The Gene Ontology Categorizer

  • Authors:
  • Cliff A. Joslyn;Susan M. Mniszewski;Andy Fulmer;Gary Heaton

  • Affiliations:
  • Computer and Computational Sciences, Mail Stop B265, Los Alamos National Laboratory, Los Alamos, NM 87545, USA,;Computer and Computational Sciences, Mail Stop B265, Los Alamos National Laboratory, Los Alamos, NM 87545, USA,;Corporate Biotechnology, Miami Valley Labs;Corporate Functions-IT, Procter & Gamble, Cincinnati, OH 45239-8707, USA

  • Venue:
  • Bioinformatics
  • Year:
  • 2004

Quantified Score

Hi-index 3.84

Visualization

Abstract

Summary: The Gene Ontology Categorizer, developed jointly by the Los Alamos National Laboratory and Procter & Gamble Corp., provides a capability for the categorization task in the Gene Ontology (GO): given a list of genes of interest, what are the best nodes of the GO to summarize or categorize that list?

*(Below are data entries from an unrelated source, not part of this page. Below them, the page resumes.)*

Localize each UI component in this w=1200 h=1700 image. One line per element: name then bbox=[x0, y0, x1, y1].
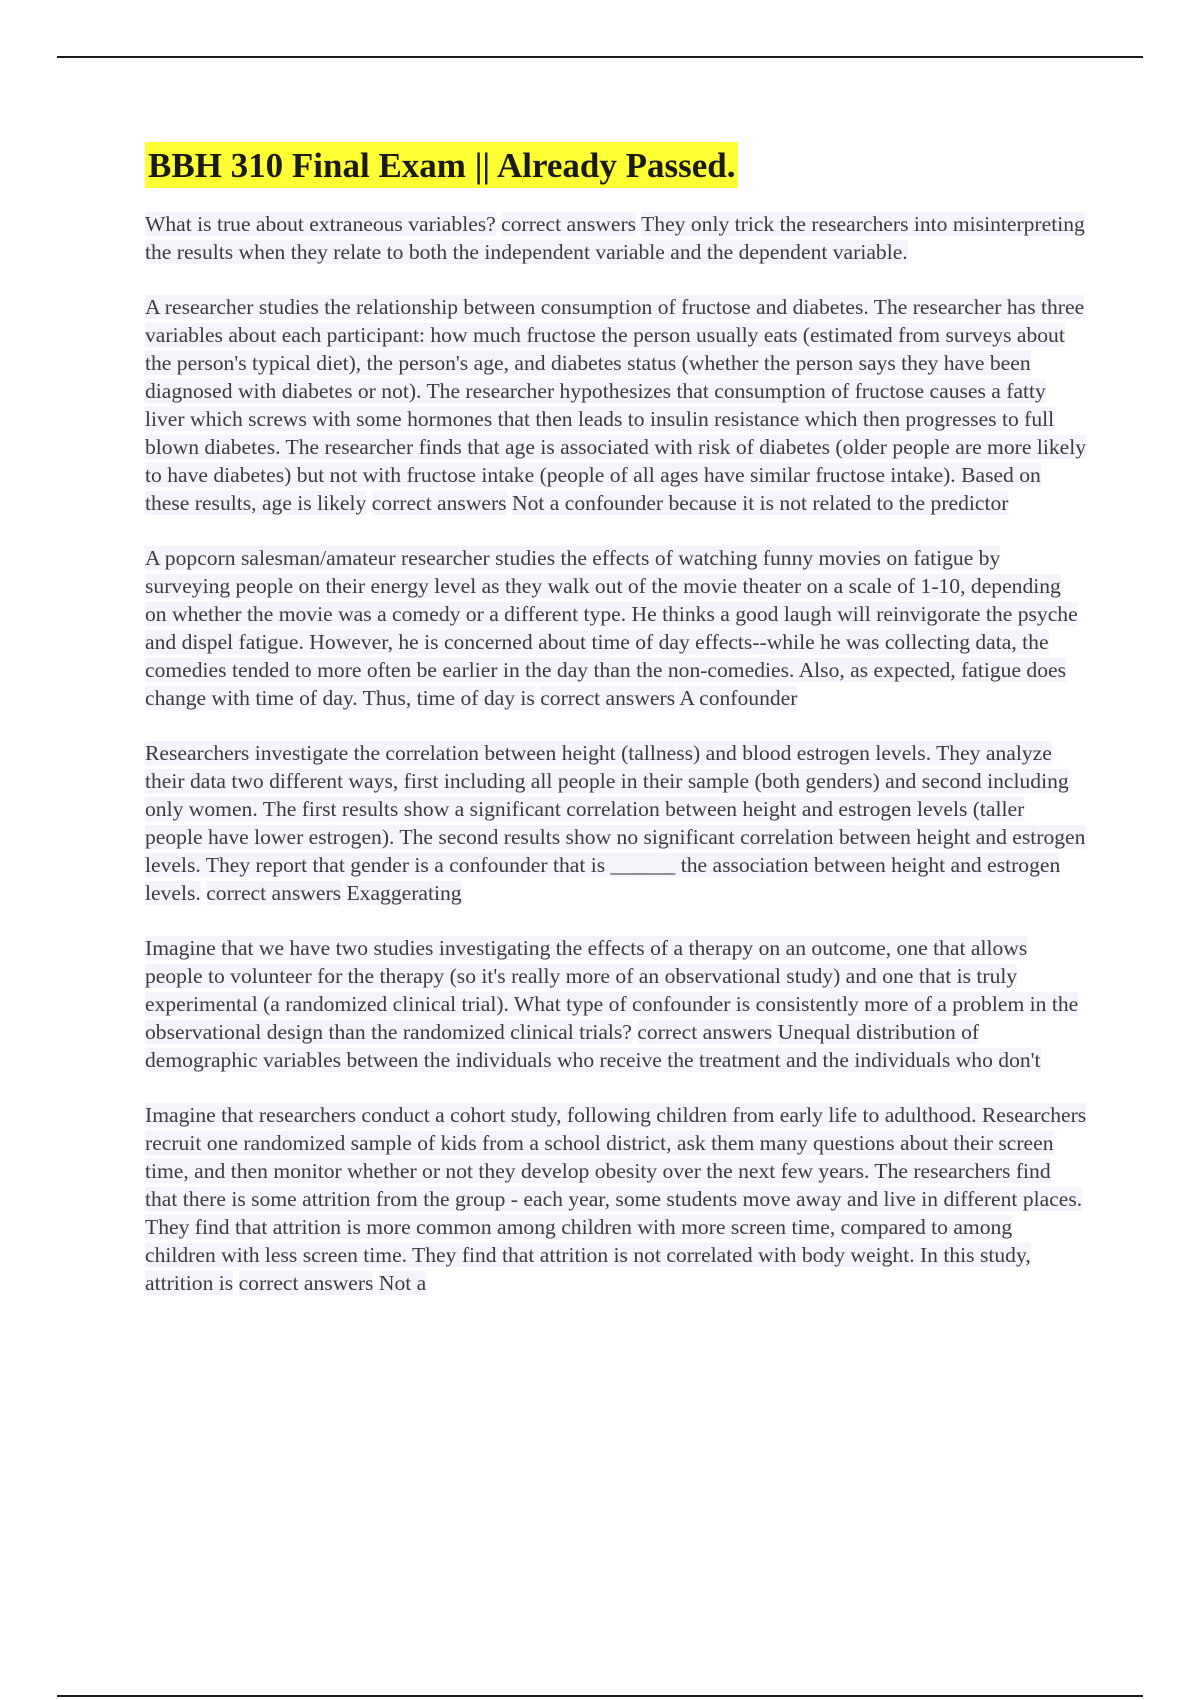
answer-text: Unequal distribution of demographic variables between the individuals who receive the treatment and the individuals who don't bbox=[145, 1020, 1041, 1072]
document-title: BBH 310 Final Exam || Already Passed. bbox=[145, 142, 738, 188]
bottom-rule bbox=[57, 1695, 1143, 1697]
answer-text: Exaggerating bbox=[346, 881, 462, 905]
question-text: What is true about extraneous variables? bbox=[145, 212, 496, 236]
qa-item-1 bbox=[145, 210, 1087, 266]
qa-item-6 bbox=[145, 1101, 1087, 1297]
qa-item-5 bbox=[145, 934, 1087, 1074]
qa-item-2 bbox=[145, 293, 1087, 517]
question-text: Imagine that we have two studies investigating the effects of a therapy on an outcome, one that allows people to volunteer for the therapy (so it's really more of an observational study) and one that is truly experimental (a randomized clinical trial). What type of confounder is consistently more of a problem in the observational design than the randomized clinical trials? bbox=[145, 936, 1079, 1044]
answer-text: Not a confounder because it is not related to the predictor bbox=[512, 491, 1009, 515]
answer-text: A confounder bbox=[679, 686, 798, 710]
answer-marker: correct answers bbox=[637, 1020, 773, 1044]
document-body bbox=[145, 142, 1087, 1324]
question-text: Researchers investigate the correlation between height (tallness) and blood estrogen levels. They analyze their data two different ways, first including all people in their sample (both genders) and second including only women. The first results show a significant correlation between height and estrogen levels (taller people have lower estrogen). The second results show no significant correlation between height and estrogen levels. They report that gender is a confounder that is ______ the association between height and estrogen levels. bbox=[145, 741, 1086, 905]
top-rule bbox=[57, 56, 1143, 58]
question-text: A popcorn salesman/amateur researcher studies the effects of watching funny movies on fatigue by surveying people on their energy level as they walk out of the movie theater on a scale of 1-10, depending on whether the movie was a comedy or a different type. He thinks a good laugh will reinvigorate the psyche and dispel fatigue. However, he is concerned about time of day effects--while he was collecting data, the comedies tended to more often be earlier in the day than the non-comedies. Also, as expected, fatigue does change with time of day. Thus, time of day is bbox=[145, 546, 1078, 710]
answer-marker: correct answers bbox=[371, 491, 507, 515]
answer-marker: correct answers bbox=[501, 212, 637, 236]
answer-text: They only trick the researchers into misinterpreting the results when they relate to both the independent variable and the dependent variable. bbox=[145, 212, 1085, 264]
answer-marker: correct answers bbox=[540, 686, 676, 710]
question-text: Imagine that researchers conduct a cohort study, following children from early life to adulthood. Researchers recruit one randomized sample of kids from a school district, ask them many questions about their screen time, and then monitor whether or not they develop obesity over the next few years. The researchers find that there is some attrition from the group - each year, some students move away and live in different places. They find that attrition is more common among children with more screen time, compared to among children with less screen time. They find that attrition is not correlated with body weight. In this study, attrition is bbox=[145, 1103, 1087, 1295]
answer-marker: correct answers bbox=[206, 881, 342, 905]
answer-marker: correct answers bbox=[238, 1271, 374, 1295]
qa-item-4 bbox=[145, 739, 1087, 907]
answer-text: Not a bbox=[378, 1271, 427, 1295]
question-text: A researcher studies the relationship between consumption of fructose and diabetes. The researcher has three variables about each participant: how much fructose the person usually eats (estimated from surveys about the person's typical diet), the person's age, and diabetes status (whether the person says they have been diagnosed with diabetes or not). The researcher hypothesizes that consumption of fructose causes a fatty liver which screws with some hormones that then leads to insulin resistance which then progresses to full blown diabetes. The researcher finds that age is associated with risk of diabetes (older people are more likely to have diabetes) but not with fructose intake (people of all ages have similar fructose intake). Based on these results, age is likely bbox=[145, 295, 1086, 515]
qa-item-3 bbox=[145, 544, 1087, 712]
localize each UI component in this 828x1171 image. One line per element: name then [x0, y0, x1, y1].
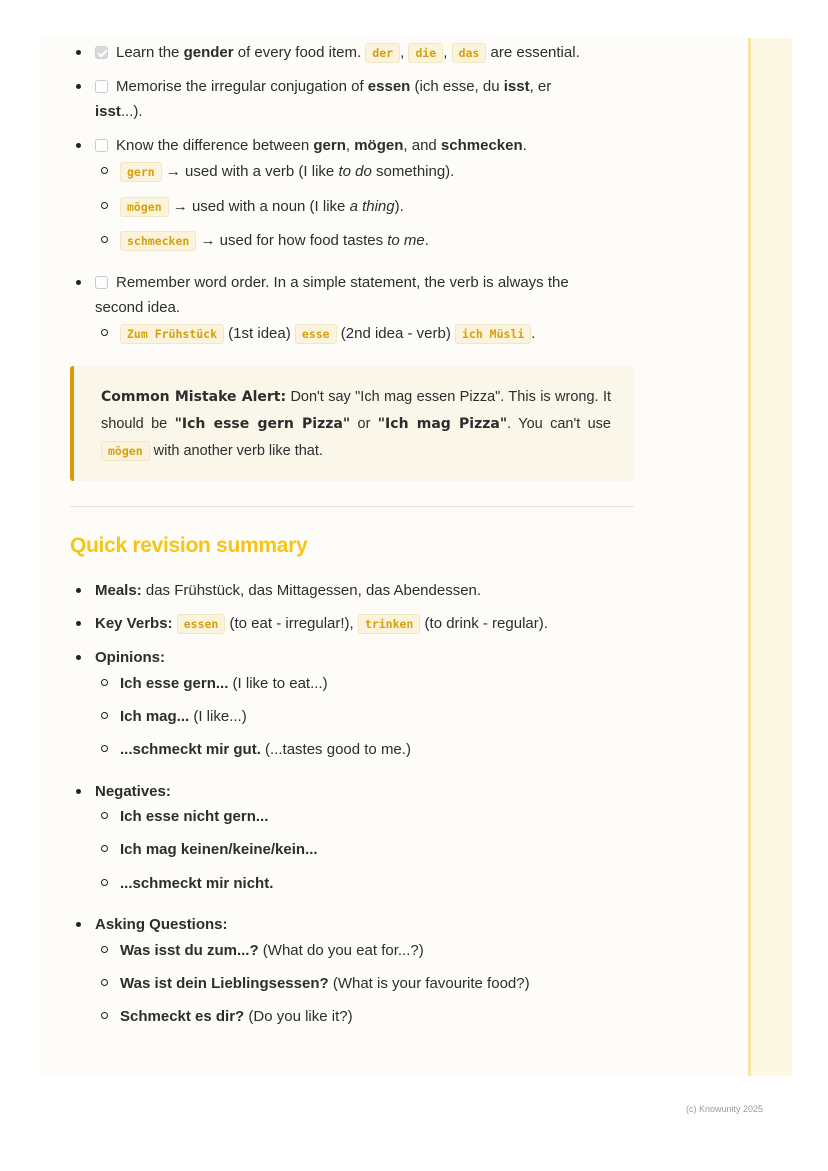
- sub-item-schmecken: [101, 228, 429, 254]
- checklist-item-conjugation: [76, 74, 636, 124]
- bullet-dot: [76, 789, 81, 794]
- text: (1st idea): [224, 325, 295, 342]
- bold-text: Schmeckt es dir?: [120, 1008, 245, 1025]
- text: → used for how food tastes: [196, 232, 388, 249]
- bullet-dot: [76, 280, 81, 285]
- code-der: der: [365, 43, 400, 63]
- italic-text: a thing: [349, 198, 395, 215]
- code-das: das: [452, 43, 487, 63]
- bullet-dot: [76, 655, 81, 660]
- checklist-item-difference: [76, 133, 527, 158]
- opinion-item: [101, 704, 247, 729]
- right-margin-bar: [748, 38, 792, 1076]
- bullet-dot: [76, 84, 81, 89]
- checklist-item-gender: Learn the gender of every food item. der , die , das are essential.: [76, 40, 580, 66]
- opinion-item: [101, 737, 411, 762]
- bold-text: essen: [367, 78, 411, 95]
- text: das Frühstück, das Mittagessen, das Abendessen.: [141, 582, 482, 599]
- bullet-ring: [101, 679, 108, 686]
- text: ).: [394, 198, 404, 215]
- summary-negatives: [76, 779, 171, 804]
- text: Remember word order. In a simple statement, the verb is always the: [116, 274, 569, 291]
- text: . You can't use: [507, 416, 611, 432]
- bullet-dot: [76, 922, 81, 927]
- bold-text: Negatives:: [95, 783, 171, 800]
- bullet-ring: [101, 1012, 108, 1019]
- checklist-item-word-order: [76, 270, 636, 320]
- bullet-ring: [101, 812, 108, 819]
- opinion-item: [101, 671, 328, 696]
- text: (2nd idea - verb): [336, 325, 455, 342]
- code-trinken: trinken: [358, 614, 420, 634]
- code-esse: esse: [295, 324, 337, 344]
- text: → used with a verb (I like: [161, 163, 339, 180]
- text: .: [522, 137, 527, 154]
- code-zum-fruehstueck: Zum Frühstück: [120, 324, 224, 344]
- negative-item: [101, 804, 268, 829]
- text: , and: [403, 137, 441, 154]
- text: (What is your favourite food?): [328, 975, 530, 992]
- text: (ich esse, du: [410, 78, 504, 95]
- sub-item-moegen: [101, 194, 404, 220]
- bold-text: gender: [183, 44, 234, 61]
- bold-text: Ich esse nicht gern...: [120, 808, 269, 825]
- italic-text: to do: [338, 163, 372, 180]
- sub-item-word-order-example: [101, 321, 535, 347]
- code-gern: gern: [120, 162, 162, 182]
- text: Learn the: [116, 44, 184, 61]
- bullet-dot: [76, 143, 81, 148]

The motivating question is from a drug discovery process, where after some gene expression analysis experiment, we wish to understand the overall effect of some cell treatment or condition by identifying 'where' in the GO the differentially expressed genes fall: 'clustered' together in one place? in two places? uniformly spread throughout the GO? 'high', or 'low'? In order to address this need, we view bio-ontologies more as combinatorially structured databases than facilities for logical inference, and draw on the discrete mathematics of finite partially ordered sets (posets) to develop data representation and algorithms appropriate for the GO. In doing so, we have laid the foundations for a general set of methods to address not just the categorization task, but also other tasks (e.g. distances in ontologies and ontology merger and exchange) in both the GO and other bio-ontologies (such as the Enzyme Commission database or the MEdical Subject Headings) cast as hierarchically structured taxonomic knowledge systems.